RecA bundles mediate homology pairing between distant sisters during DNA break repair

DNA double-strand break (DSB) repair by homologous recombination (HR) has evolved to maintain genetic integrity in all organisms(1). Although many reactions that occur during HR are known(1-3), it is unclear where, when and how they occur in cells is lacking. Here, by using conventional and super-resolution microscopy we describe the progression of DSB repair in live Escherichia coli. Specifically, we investigate whether HR can occur efficiently between distant sister loci that have segregated to opposite halves of an E. coli cell. We show that a site-specific DSB in one sister can be repaired efficiently using distant sister homology. After RecBCD processing of the DSB, RecA is recruited to the cut locus, where it nucleates into a bundle that contains many more RecA molecules than can associate with the two ssDNA regions that form at the DSB. Mature bundles extend along the cell long axis in the space between the bulk nucleoid and the inner membrane.

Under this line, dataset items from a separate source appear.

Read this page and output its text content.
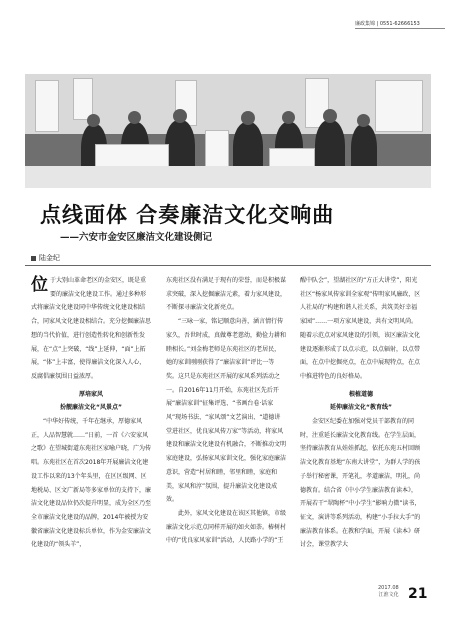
廉政集锦 | 0551-62666153
点线面体 合奏廉洁文化交响曲
——六安市金安区廉洁文化建设侧记
陆金纪

位于大别山革命老区的金安区，既是重要的廉洁文化建设工作。通过多种形式将廉洁文化建设同中华传统文化建设相结合，同家风文化建设相结合。充分挖掘廉洁思想的当代价值，进行创造性转化和创新性发展，在“点”上突破，“线”上延伸，“面”上拓展，“体”上丰富，使得廉洁文化深入人心，反腐倡廉氛围日益浓厚。

厚培家风
扮靓廉洁文化“风景点”

“中华好传统，千年在继承，厚德家风正，人品智慧就……”日前，一首《六安家风之歌》在望城街道东苑社区家喻户晓，广为传唱。东苑社区在首次2018年开展廉洁文化建设工作以来的13个年头里，在区区级网、区地税局、区文广新局等多家单位的支持下，廉洁文化建设品位仍次提升明显，成为全区乃至全市廉洁文化建设的品牌，2014年被授为安徽省廉洁文化建设标兵单位，作为金安廉洁文化建设的“领头羊”，

东苑社区没有满足于现有的荣誉，而是积极谋求突破，深入挖掘廉洁元素，着力家风建设，不断探寻廉洁文化新亮点。

“三咏一家，铭记顺意向善，涵言情行传家久，吾世时成，真做尊老慈幼，勤俭力耕和睦相长。”刘金梅老师是东苑社区的老居民，她的家训刚刚获得了“廉洁家训”评比一等奖。这只是东苑社区开展的家风系列活动之一。自2016年11月开始，东苑社区先后开展“廉洁家训”征集评选、“书画台卷·话家风”现场书法、“家风颂”文艺演出、“道德讲堂进社区，优良家风传万家”等活动，将家风建设和廉洁文化建设有机融合，不断推动文明家庭建设，弘扬家风家训文化，强化家庭廉洁意识，营造“村居和睦，邻里和睦，家庭和美，家风和淳”氛围，提升廉洁文化建设成效。

此外，家风文化建设在该区其他镇，市级廉洁文化示范点同样开展的如火如荼。椿树村中的“优良家风家训”活动，人民路小学的“王

醒中队会”，望湖社区的“方正大讲堂”，阳光社区“杨家风传家训全家观”传明家风廉政，区人社局的“构建和谐人社关系，共筑美好幸福家园”……一项方家风建设，共有文明风尚。随着示范点对家风建设的引领，该区廉洁文化建设逐渐形成了以点示范，以点辐射，以点带面，在点中挖掘亮点，在点中展现特点，在点中推进特色的良好格局。

根植道德
延伸廉洁文化“教育线”

金安区纪委在加强对党员干部教育的同时，注重延长廉洁文化教育线。在学生层面，坚持廉洁教育从娃娃抓起，依托东苑五村回顾洁文化教育基地“东南大讲堂”，为群人学的孩子举行秘密课，开笔礼，孝道廉洁，明礼，尚德教育。结合省《中小学生廉洁教育读本》，开展若干“翠陶杯”中小学生“影响力微”读书，征文，演讲等系列活动，构建“小手拉大手”的廉洁教育体系。在教和学面，开展《读本》研讨会，课堂教学大

2017.08
江淮文化 21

Bundle formation is followed by pairing in which the two ends of the cut locus relocate at the periphery of the nucleoid and together move rapidly towards the homology of the uncut sister. After sister locus pairing, RecA bundles disassemble and proteins that act late in HR are recruited to give viable recombinants 1-2 generation time equivalents after formation of the initial DSB. Mutated RecA proteins that do not form bundles are defective in sister pairing and in DSB-induced repair. The work reveals an unanticipated role of RecA bundles in channeling the movement of the DNA DSB ends, thereby facilitating the long-range homology search that occurs before the strand invasion and transfer reactions.